The aim of this study was to assess the long-term effects of perioperative arginine supplementation in severely malnourished patients with head and neck cancer.
In this double-blind, randomized, controlled trial, we randomly assigned 32 severely malnourished patients with head and neck cancer to receive 1) standard perioperative enteral nutrition (n = 15) or 2) arginine-supplemented perioperative enteral nutrition (n = 17). The primary outcome was long-term (≥10 y) survival. Secondary outcomes included the long-term appearance of locoregional recurrence, distant metastases, and second primary tumors.
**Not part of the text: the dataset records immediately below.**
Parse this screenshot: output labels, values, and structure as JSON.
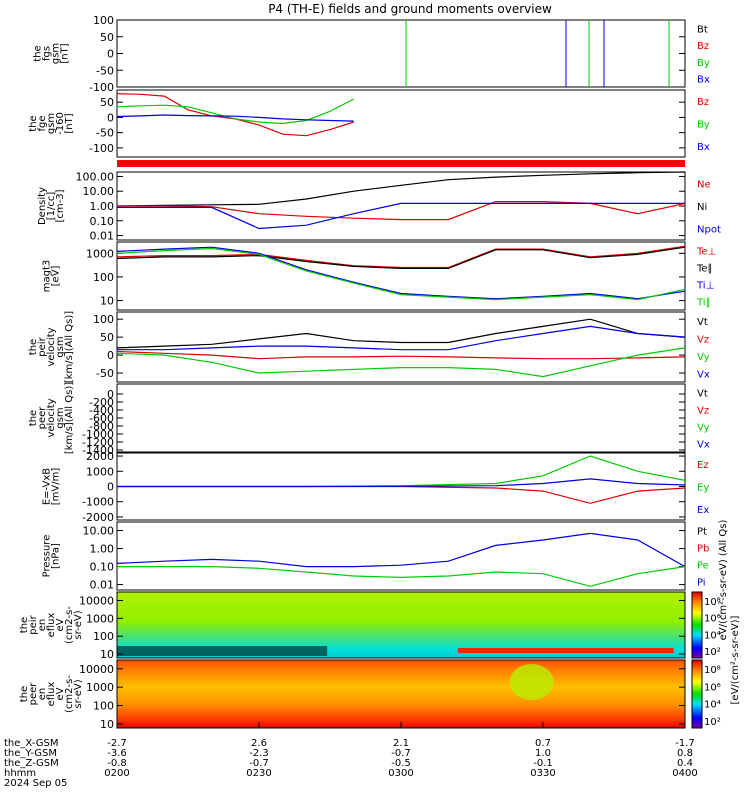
{
  "title": "P4 (TH-E) fields and ground moments overview",
  "colors": {
    "black": "#000000",
    "red": "#e00000",
    "green": "#00cc00",
    "blue": "#0000e0"
  },
  "panels": [
    {
      "id": "fgs",
      "ylabel": [
        "the",
        "fgs",
        "gsm",
        "[nT]"
      ],
      "ylim": [
        -100,
        100
      ],
      "log": false,
      "ticks": [
        "100",
        "50",
        "0",
        "-50",
        "-100"
      ],
      "tickvals": [
        100,
        50,
        0,
        -50,
        -100
      ],
      "legend": [
        {
          "text": "Bt",
          "color": "#000000"
        },
        {
          "text": "Bz",
          "color": "#e00000"
        },
        {
          "text": "By",
          "color": "#00cc00"
        },
        {
          "text": "Bx",
          "color": "#0000e0"
        }
      ]
    },
    {
      "id": "fge",
      "ylabel": [
        "the",
        "fge",
        "gsm",
        "-160",
        "[nT]"
      ],
      "ylim": [
        -130,
        90
      ],
      "log": false,
      "ticks": [
        "50",
        "0",
        "-50",
        "-100"
      ],
      "tickvals": [
        50,
        0,
        -50,
        -100
      ],
      "legend": [
        {
          "text": "Bz",
          "color": "#e00000"
        },
        {
          "text": "By",
          "color": "#00cc00"
        },
        {
          "text": "Bx",
          "color": "#0000e0"
        }
      ]
    },
    {
      "id": "density",
      "ylabel": [
        "Density",
        "[1/cc]",
        "[cm-3]"
      ],
      "ylim": [
        0.005,
        200
      ],
      "log": true,
      "ticks": [
        "100.00",
        "10.00",
        "1.00",
        "0.10",
        "0.01"
      ],
      "tickvals": [
        100,
        10,
        1,
        0.1,
        0.01
      ],
      "legend": [
        {
          "text": "Ne",
          "color": "#e00000"
        },
        {
          "text": "Ni",
          "color": "#000000"
        },
        {
          "text": "Npot",
          "color": "#0000e0"
        }
      ]
    },
    {
      "id": "temp",
      "ylabel": [
        "magt3",
        "[eV]"
      ],
      "ylim": [
        4,
        3000
      ],
      "log": true,
      "ticks": [
        "1000",
        "100",
        "10"
      ],
      "tickvals": [
        1000,
        100,
        10
      ],
      "legend": [
        {
          "text": "Te⊥",
          "color": "#e00000"
        },
        {
          "text": "Te∥",
          "color": "#000000"
        },
        {
          "text": "Ti⊥",
          "color": "#0000e0"
        },
        {
          "text": "Ti∥",
          "color": "#00cc00"
        }
      ]
    },
    {
      "id": "peir",
      "ylabel": [
        "the",
        "peir",
        "velocity",
        "gsm",
        "[km/s](All Qs)]"
      ],
      "ylim": [
        -75,
        120
      ],
      "log": false,
      "ticks": [
        "100",
        "50",
        "0",
        "-50"
      ],
      "tickvals": [
        100,
        50,
        0,
        -50
      ],
      "legend": [
        {
          "text": "Vt",
          "color": "#000000"
        },
        {
          "text": "Vz",
          "color": "#e00000"
        },
        {
          "text": "Vy",
          "color": "#00cc00"
        },
        {
          "text": "Vx",
          "color": "#0000e0"
        }
      ]
    },
    {
      "id": "peer",
      "ylabel": [
        "the",
        "peer",
        "velocity",
        "gsm",
        "[km/s](All Qs)]"
      ],
      "ylim": [
        -1450,
        250
      ],
      "log": false,
      "ticks": [
        "0",
        "-200",
        "-400",
        "-600",
        "-800",
        "-1000",
        "-1200",
        "-1400"
      ],
      "tickvals": [
        0,
        -200,
        -400,
        -600,
        -800,
        -1000,
        -1200,
        -1400
      ],
      "legend": [
        {
          "text": "Vt",
          "color": "#000000"
        },
        {
          "text": "Vz",
          "color": "#e00000"
        },
        {
          "text": "Vy",
          "color": "#00cc00"
        },
        {
          "text": "Vx",
          "color": "#0000e0"
        }
      ]
    },
    {
      "id": "efield",
      "ylabel": [
        "E=-VxB",
        "[mV/m]"
      ],
      "ylim": [
        -2200,
        2200
      ],
      "log": false,
      "ticks": [
        "2000",
        "1000",
        "0",
        "-1000",
        "-2000"
      ],
      "tickvals": [
        2000,
        1000,
        0,
        -1000,
        -2000
      ],
      "legend": [
        {
          "text": "Ez",
          "color": "#e00000"
        },
        {
          "text": "Ey",
          "color": "#00cc00"
        },
        {
          "text": "Ex",
          "color": "#0000e0"
        }
      ]
    },
    {
      "id": "pressure",
      "ylabel": [
        "Pressure",
        "[nPa]"
      ],
      "ylim": [
        0.005,
        30
      ],
      "log": true,
      "ticks": [
        "10.00",
        "1.00",
        "0.10",
        "0.01"
      ],
      "tickvals": [
        10,
        1,
        0.1,
        0.01
      ],
      "legend": [
        {
          "text": "Pt",
          "color": "#000000"
        },
        {
          "text": "Pb",
          "color": "#e00000"
        },
        {
          "text": "Pe",
          "color": "#00cc00"
        },
        {
          "text": "Pi",
          "color": "#0000e0"
        }
      ]
    },
    {
      "id": "peir_spec",
      "ylabel": [
        "the",
        "peir",
        "en",
        "eflux",
        "eV",
        "(cm2-s-",
        "sr-eV)"
      ],
      "ylim": [
        6,
        30000
      ],
      "log": true,
      "ticks": [
        "10000",
        "1000",
        "100",
        "10"
      ],
      "tickvals": [
        10000,
        1000,
        100,
        10
      ],
      "legend": []
    },
    {
      "id": "peer_spec",
      "ylabel": [
        "the",
        "peer",
        "en",
        "eflux",
        "eV",
        "(cm2-s-",
        "sr-eV)"
      ],
      "ylim": [
        6,
        30000
      ],
      "log": true,
      "ticks": [
        "10000",
        "1000",
        "100",
        "10"
      ],
      "tickvals": [
        10000,
        1000,
        100,
        10
      ],
      "legend": []
    }
  ],
  "colorbar_ticks": [
    "10⁸",
    "10⁶",
    "10⁴",
    "10²"
  ],
  "colorbar_label": "[eV/(cm²-s-sr-eV)]",
  "right_spec_label": "eV/(cm²-s-sr-eV) (All Qs)",
  "xaxis": {
    "row_labels": [
      "the_X-GSM",
      "the_Y-GSM",
      "the_Z-GSM",
      "hhmm",
      "2024 Sep 05"
    ],
    "ticks": [
      {
        "x": "-2.7",
        "y": "-3.6",
        "z": "-0.8",
        "t": "0200"
      },
      {
        "x": "2.6",
        "y": "-2.3",
        "z": "-0.7",
        "t": "0230"
      },
      {
        "x": "2.1",
        "y": "-0.7",
        "z": "-0.5",
        "t": "0300"
      },
      {
        "x": "0.7",
        "y": "1.0",
        "z": "-0.1",
        "t": "0330"
      },
      {
        "x": "-1.7",
        "y": "0.8",
        "z": "0.4",
        "t": "0400"
      }
    ]
  },
  "chart_data": {
    "type": "line",
    "title": "P4 (TH-E) fields and ground moments overview",
    "x_range": [
      "0200",
      "0400"
    ],
    "x_ticks": [
      "0200",
      "0230",
      "0300",
      "0330",
      "0400"
    ],
    "series": [
      {
        "panel": "fge",
        "name": "Bz",
        "x": [
          0,
          5,
          10,
          15,
          20,
          25,
          30,
          35,
          40,
          45,
          50
        ],
        "values": [
          78,
          76,
          70,
          25,
          5,
          -5,
          -25,
          -55,
          -60,
          -40,
          -15
        ]
      },
      {
        "panel": "fge",
        "name": "By",
        "x": [
          0,
          5,
          10,
          15,
          20,
          25,
          30,
          35,
          40,
          45,
          50
        ],
        "values": [
          35,
          38,
          40,
          35,
          15,
          -5,
          -15,
          -20,
          -10,
          20,
          60
        ]
      },
      {
        "panel": "fge",
        "name": "Bx",
        "x": [
          0,
          5,
          10,
          15,
          20,
          25,
          30,
          35,
          40,
          45,
          50
        ],
        "values": [
          3,
          5,
          8,
          6,
          5,
          4,
          0,
          -5,
          -8,
          -10,
          -12
        ]
      },
      {
        "panel": "density",
        "name": "Ni",
        "x": [
          0,
          10,
          20,
          30,
          40,
          50,
          60,
          70,
          80,
          90,
          100,
          110,
          120
        ],
        "values": [
          1,
          1.1,
          1.2,
          1.3,
          3,
          10,
          25,
          60,
          90,
          120,
          150,
          180,
          200
        ]
      },
      {
        "panel": "density",
        "name": "Ne",
        "x": [
          0,
          10,
          20,
          30,
          40,
          50,
          60,
          70,
          80,
          90,
          100,
          110,
          120
        ],
        "values": [
          1,
          1,
          0.9,
          0.3,
          0.2,
          0.15,
          0.12,
          0.12,
          2,
          2,
          1.5,
          0.3,
          1.5
        ]
      },
      {
        "panel": "density",
        "name": "Npot",
        "x": [
          0,
          10,
          20,
          30,
          40,
          50,
          60,
          70,
          80,
          90,
          100,
          110,
          120
        ],
        "values": [
          0.8,
          0.8,
          0.8,
          0.03,
          0.05,
          0.3,
          1.5,
          1.5,
          1.5,
          1.5,
          1.5,
          1.5,
          1.5
        ]
      },
      {
        "panel": "temp",
        "name": "Te⊥",
        "x": [
          0,
          10,
          20,
          30,
          40,
          50,
          60,
          70,
          80,
          90,
          100,
          110,
          120
        ],
        "values": [
          700,
          800,
          800,
          900,
          500,
          300,
          250,
          250,
          1500,
          1500,
          700,
          1000,
          2000
        ]
      },
      {
        "panel": "temp",
        "name": "Te∥",
        "x": [
          0,
          10,
          20,
          30,
          40,
          50,
          60,
          70,
          80,
          90,
          100,
          110,
          120
        ],
        "values": [
          600,
          700,
          700,
          800,
          450,
          280,
          230,
          230,
          1400,
          1400,
          650,
          900,
          1800
        ]
      },
      {
        "panel": "temp",
        "name": "Ti⊥",
        "x": [
          0,
          10,
          20,
          30,
          40,
          50,
          60,
          70,
          80,
          90,
          100,
          110,
          120
        ],
        "values": [
          1200,
          1500,
          1800,
          1000,
          200,
          60,
          20,
          15,
          12,
          15,
          20,
          12,
          25
        ]
      },
      {
        "panel": "temp",
        "name": "Ti∥",
        "x": [
          0,
          10,
          20,
          30,
          40,
          50,
          60,
          70,
          80,
          90,
          100,
          110,
          120
        ],
        "values": [
          1000,
          1300,
          1600,
          900,
          180,
          55,
          18,
          14,
          11,
          14,
          18,
          11,
          30
        ]
      },
      {
        "panel": "peir",
        "name": "Vt",
        "x": [
          0,
          10,
          20,
          30,
          40,
          50,
          60,
          70,
          80,
          90,
          100,
          110,
          120
        ],
        "values": [
          20,
          25,
          30,
          45,
          60,
          40,
          35,
          35,
          60,
          80,
          100,
          60,
          50
        ]
      },
      {
        "panel": "peir",
        "name": "Vz",
        "x": [
          0,
          10,
          20,
          30,
          40,
          50,
          60,
          70,
          80,
          90,
          100,
          110,
          120
        ],
        "values": [
          10,
          5,
          0,
          -10,
          -5,
          -5,
          -3,
          -5,
          -8,
          -10,
          -10,
          -8,
          -5
        ]
      },
      {
        "panel": "peir",
        "name": "Vy",
        "x": [
          0,
          10,
          20,
          30,
          40,
          50,
          60,
          70,
          80,
          90,
          100,
          110,
          120
        ],
        "values": [
          5,
          0,
          -20,
          -50,
          -45,
          -40,
          -35,
          -35,
          -40,
          -60,
          -30,
          0,
          20
        ]
      },
      {
        "panel": "peir",
        "name": "Vx",
        "x": [
          0,
          10,
          20,
          30,
          40,
          50,
          60,
          70,
          80,
          90,
          100,
          110,
          120
        ],
        "values": [
          15,
          15,
          20,
          25,
          25,
          20,
          15,
          15,
          40,
          60,
          80,
          60,
          50
        ]
      },
      {
        "panel": "efield",
        "name": "Ez",
        "x": [
          0,
          20,
          40,
          60,
          80,
          90,
          100,
          110,
          120
        ],
        "values": [
          0,
          0,
          0,
          0,
          -100,
          -300,
          -1100,
          -300,
          -100
        ]
      },
      {
        "panel": "efield",
        "name": "Ey",
        "x": [
          0,
          20,
          40,
          60,
          80,
          90,
          100,
          110,
          120
        ],
        "values": [
          0,
          0,
          0,
          50,
          200,
          700,
          2000,
          1000,
          400
        ]
      },
      {
        "panel": "efield",
        "name": "Ex",
        "x": [
          0,
          20,
          40,
          60,
          80,
          90,
          100,
          110,
          120
        ],
        "values": [
          0,
          0,
          0,
          10,
          50,
          200,
          500,
          200,
          100
        ]
      },
      {
        "panel": "pressure",
        "name": "Pi",
        "x": [
          0,
          10,
          20,
          30,
          40,
          50,
          60,
          70,
          80,
          90,
          100,
          110,
          120
        ],
        "values": [
          0.15,
          0.2,
          0.25,
          0.2,
          0.1,
          0.1,
          0.12,
          0.2,
          1.5,
          3,
          7,
          3,
          0.1
        ]
      },
      {
        "panel": "pressure",
        "name": "Pe",
        "x": [
          0,
          10,
          20,
          30,
          40,
          50,
          60,
          70,
          80,
          90,
          100,
          110,
          120
        ],
        "values": [
          0.1,
          0.1,
          0.1,
          0.08,
          0.05,
          0.03,
          0.025,
          0.03,
          0.05,
          0.04,
          0.008,
          0.04,
          0.1
        ]
      }
    ],
    "grid": false,
    "legend_placement": "right"
  }
}
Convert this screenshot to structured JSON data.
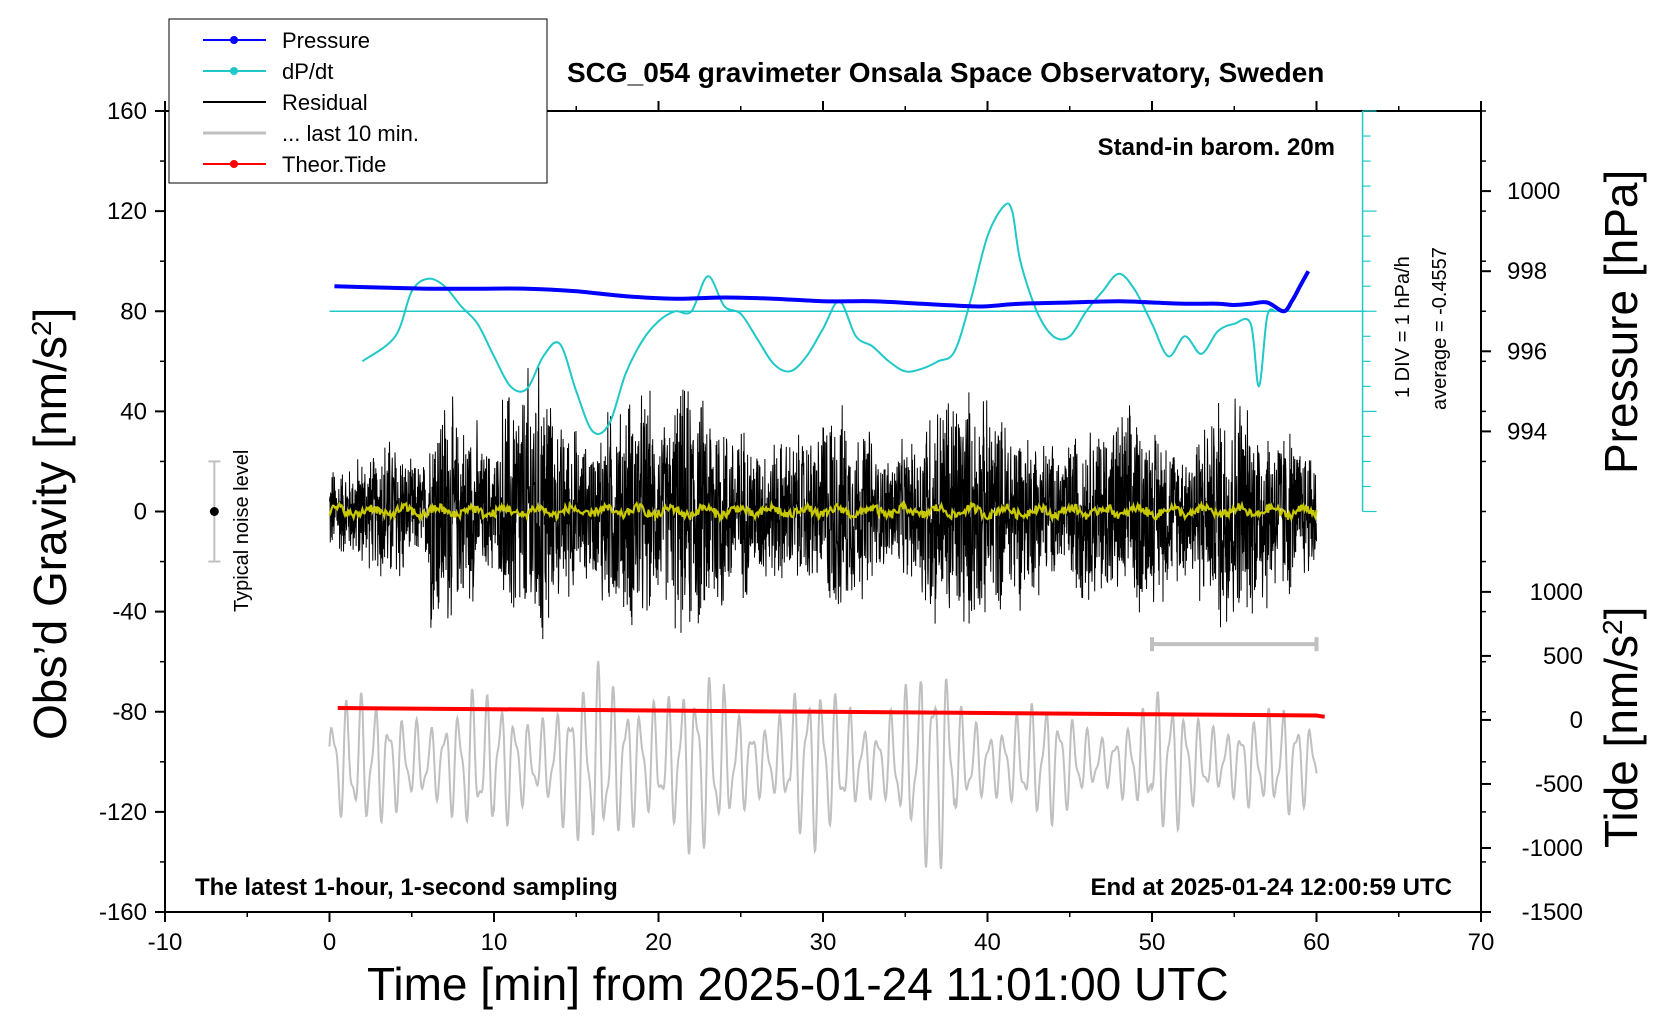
{
  "chart_data": {
    "type": "line",
    "title": "SCG_054 gravimeter Onsala Space Observatory, Sweden",
    "xlabel": "Time [min] from 2025-01-24 11:01:00 UTC",
    "ylabel_left": "Obs’d Gravity [nm/s",
    "ylabel_left_sup": "2",
    "ylabel_left_tail": "]",
    "ylabel_right_pressure": "Pressure [hPa]",
    "ylabel_right_tide": "Tide [nm/s",
    "ylabel_right_tide_sup": "2",
    "ylabel_right_tide_tail": "]",
    "xlim": [
      -10,
      70
    ],
    "ylim": [
      -160,
      160
    ],
    "x_ticks": [
      "-10",
      "0",
      "10",
      "20",
      "30",
      "40",
      "50",
      "60",
      "70"
    ],
    "y_ticks": [
      "160",
      "120",
      "80",
      "40",
      "0",
      "-40",
      "-80",
      "-120",
      "-160"
    ],
    "pressure_axis": {
      "range_in_gravity_units": [
        0,
        160
      ],
      "pressure_range": [
        992,
        1002
      ],
      "ticks": [
        "1000",
        "998",
        "996",
        "994"
      ]
    },
    "tide_axis": {
      "range_in_gravity_units": [
        -160,
        -27
      ],
      "tide_range": [
        -1500,
        1100
      ],
      "ticks": [
        "1000",
        "500",
        "0",
        "-500",
        "-1000",
        "-1500"
      ]
    },
    "annotations": {
      "barometer": "Stand-in barom. 20m",
      "latest": "The latest 1-hour, 1-second sampling",
      "end_time": "End at 2025-01-24 12:00:59 UTC",
      "noise": "Typical noise level",
      "div": "1 DIV = 1 hPa/h",
      "average": "average = -0.4557"
    },
    "legend": [
      {
        "label": "Pressure",
        "color": "#0000ff",
        "style": "line-dot"
      },
      {
        "label": "dP/dt",
        "color": "#20c8c8",
        "style": "line-dot"
      },
      {
        "label": "Residual",
        "color": "#000000",
        "style": "line"
      },
      {
        "label": "... last 10 min.",
        "color": "#c0c0c0",
        "style": "line"
      },
      {
        "label": "Theor.Tide",
        "color": "#ff0000",
        "style": "line-dot"
      }
    ],
    "noise_bar": {
      "x": -7,
      "center": 0,
      "half_range": 20
    },
    "last10_bar": {
      "x_start": 50,
      "x_end": 60,
      "y": -53
    },
    "pressure_baseline_y": 80,
    "series": [
      {
        "name": "Pressure",
        "color": "#0000ff",
        "unit": "gravity-axis units",
        "x": [
          0.3,
          3,
          6,
          9,
          12,
          15,
          18,
          21,
          24,
          27,
          30,
          33,
          36,
          39,
          40,
          42,
          45,
          48,
          50,
          52,
          54,
          55,
          56,
          57,
          58,
          58.5,
          59,
          59.5
        ],
        "y": [
          90,
          89.5,
          89,
          89,
          89,
          88,
          86,
          85,
          85.5,
          85,
          84,
          84,
          83,
          82,
          82,
          83,
          83.5,
          84,
          83.5,
          83,
          83,
          82.5,
          83,
          83.5,
          80,
          84,
          90,
          96
        ]
      },
      {
        "name": "dP/dt",
        "color": "#20c8c8",
        "unit": "gravity-axis units",
        "x": [
          2,
          4,
          5,
          6,
          7,
          8,
          9,
          10,
          11,
          12,
          13,
          14,
          15,
          16,
          17,
          18,
          19,
          20,
          21,
          22,
          23,
          24,
          25,
          26,
          27,
          28,
          29,
          30,
          31,
          32,
          33,
          34,
          35,
          36,
          37,
          38,
          39,
          40,
          41,
          41.5,
          42,
          43,
          44,
          45,
          46,
          47,
          48,
          49,
          50,
          51,
          52,
          53,
          54,
          55,
          56,
          56.5,
          57,
          57.5
        ],
        "y": [
          60,
          70,
          88,
          93,
          90,
          82,
          75,
          62,
          50,
          49,
          62,
          67,
          48,
          32,
          35,
          55,
          68,
          76,
          80,
          80,
          94,
          82,
          79,
          69,
          59,
          56,
          62,
          73,
          84,
          70,
          66,
          60,
          56,
          57,
          60,
          64,
          85,
          110,
          122,
          120,
          100,
          80,
          70,
          70,
          80,
          88,
          95,
          88,
          75,
          62,
          70,
          63,
          72,
          75,
          75,
          50,
          78,
          80
        ]
      },
      {
        "name": "Theor.Tide",
        "color": "#ff0000",
        "unit": "gravity-axis units",
        "x": [
          0.5,
          10,
          20,
          30,
          40,
          50,
          60,
          60.5
        ],
        "y": [
          -78.5,
          -79,
          -79.5,
          -80,
          -80.5,
          -81,
          -81.5,
          -82
        ]
      },
      {
        "name": "Residual",
        "color": "#000000",
        "unit": "nm/s2",
        "x_range": [
          0,
          60
        ],
        "envelope": [
          20,
          25,
          34,
          22,
          52,
          40,
          28,
          55,
          64,
          38,
          30,
          45,
          52,
          40,
          55,
          50,
          38,
          30,
          32,
          34,
          46,
          38,
          25,
          30,
          50,
          54,
          48,
          42,
          35,
          30,
          38,
          40,
          45,
          38,
          30,
          40,
          55,
          45,
          38,
          30
        ]
      },
      {
        "name": "... last 10 min.",
        "color": "#c0c0c0",
        "unit": "nm/s2",
        "x_range": [
          0,
          60
        ],
        "center": -100,
        "envelope": [
          28,
          30,
          34,
          26,
          30,
          38,
          32,
          34,
          42,
          48,
          40,
          38,
          34,
          30,
          36,
          32,
          30,
          40,
          45,
          30,
          28,
          26,
          24,
          22,
          25,
          30,
          28,
          26,
          22,
          24
        ]
      },
      {
        "name": "Smoothed",
        "color": "#c8c800",
        "unit": "nm/s2",
        "x_range": [
          0,
          60
        ],
        "amplitude": 3
      }
    ]
  }
}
No significant differences in baseline characteristics were observed between groups. The group receiving arginine-enriched nutrition had a significantly better overall survival (P = 0.019) and better disease-specific survival (P = 0.022). Furthermore, the arginine-supplemented group had a significantly better locoregional recurrence-free survival (P = 0.027). No significant difference in the occurrence of distant metastases or occurrence of a second primary tumor was observed between the groups.
Perioperative arginine-enriched enteral nutrition significantly improved the long-term overall survival and long-term disease-specific survival in malnourished patients with head and neck cancer.